Demagnetization function
After completing the DC resistance test on large transformers, the core is prone to residual magnetism, which may cause excessive inrush current during operation and trigger incorrect relay protection actions. If large-capacity transformers are frequently tested, it is recommended to choose a model with an automatic demagnetization function.
Data storage and communication
It is preferable to choose an instrument that supports U disk storage, Bluetooth transmission, or background software management to facilitate the generation of test reports later.
3. Wiring Method
Five-core wiring method (recommended): Use A/B/C three-phase current and voltage lines plus the neutral point N line. This can completely eliminate errors caused by test leads and contact resistance, especially suitable for measuring small resistances below 1mΩ.
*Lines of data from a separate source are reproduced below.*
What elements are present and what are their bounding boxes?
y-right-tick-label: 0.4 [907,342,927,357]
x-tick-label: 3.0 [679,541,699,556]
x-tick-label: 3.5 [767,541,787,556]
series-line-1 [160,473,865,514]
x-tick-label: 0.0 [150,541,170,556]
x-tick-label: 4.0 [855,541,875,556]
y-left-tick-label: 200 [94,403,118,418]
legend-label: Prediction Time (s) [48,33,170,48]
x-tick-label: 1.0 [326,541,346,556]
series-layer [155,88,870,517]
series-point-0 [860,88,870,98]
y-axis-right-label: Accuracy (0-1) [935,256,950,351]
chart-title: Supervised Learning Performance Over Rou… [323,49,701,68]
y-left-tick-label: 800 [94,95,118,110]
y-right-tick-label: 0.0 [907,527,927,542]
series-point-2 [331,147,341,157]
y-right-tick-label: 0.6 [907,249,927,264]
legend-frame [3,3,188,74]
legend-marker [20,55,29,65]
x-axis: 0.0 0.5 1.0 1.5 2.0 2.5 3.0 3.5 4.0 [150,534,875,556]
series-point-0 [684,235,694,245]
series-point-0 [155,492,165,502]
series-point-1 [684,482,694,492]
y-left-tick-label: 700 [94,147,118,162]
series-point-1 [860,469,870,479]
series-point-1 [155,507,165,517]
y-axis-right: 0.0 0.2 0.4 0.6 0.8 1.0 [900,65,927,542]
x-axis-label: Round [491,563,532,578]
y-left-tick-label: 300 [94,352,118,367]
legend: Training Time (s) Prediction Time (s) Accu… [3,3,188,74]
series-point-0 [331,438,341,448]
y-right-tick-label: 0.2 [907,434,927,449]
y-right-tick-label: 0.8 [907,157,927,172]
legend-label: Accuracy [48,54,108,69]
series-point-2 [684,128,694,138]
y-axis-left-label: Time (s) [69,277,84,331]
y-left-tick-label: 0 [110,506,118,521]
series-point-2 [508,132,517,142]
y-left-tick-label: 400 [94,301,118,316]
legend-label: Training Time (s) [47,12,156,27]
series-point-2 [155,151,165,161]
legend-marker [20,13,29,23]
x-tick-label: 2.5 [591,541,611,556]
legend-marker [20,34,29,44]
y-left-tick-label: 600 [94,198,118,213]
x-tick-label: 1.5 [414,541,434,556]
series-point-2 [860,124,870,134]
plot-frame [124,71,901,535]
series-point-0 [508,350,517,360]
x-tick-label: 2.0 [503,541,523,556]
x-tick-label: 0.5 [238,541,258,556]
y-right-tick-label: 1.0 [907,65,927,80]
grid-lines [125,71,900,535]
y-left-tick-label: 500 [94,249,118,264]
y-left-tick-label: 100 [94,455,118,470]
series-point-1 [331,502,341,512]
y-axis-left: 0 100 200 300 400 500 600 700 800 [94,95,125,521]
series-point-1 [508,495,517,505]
Three-core simple wiring: Some simplified models use three-core wiring, which has a higher wiring efficiency but slightly lower measurement accuracy than the five-core wiring method.
4. Anti-interference capability
When used in substations with strong electromagnetic interference environments of 500kV and above, it is recommended to choose an instrument with strong anti-interference capability (such as with shielded interface) to ensure stable and reliable test data.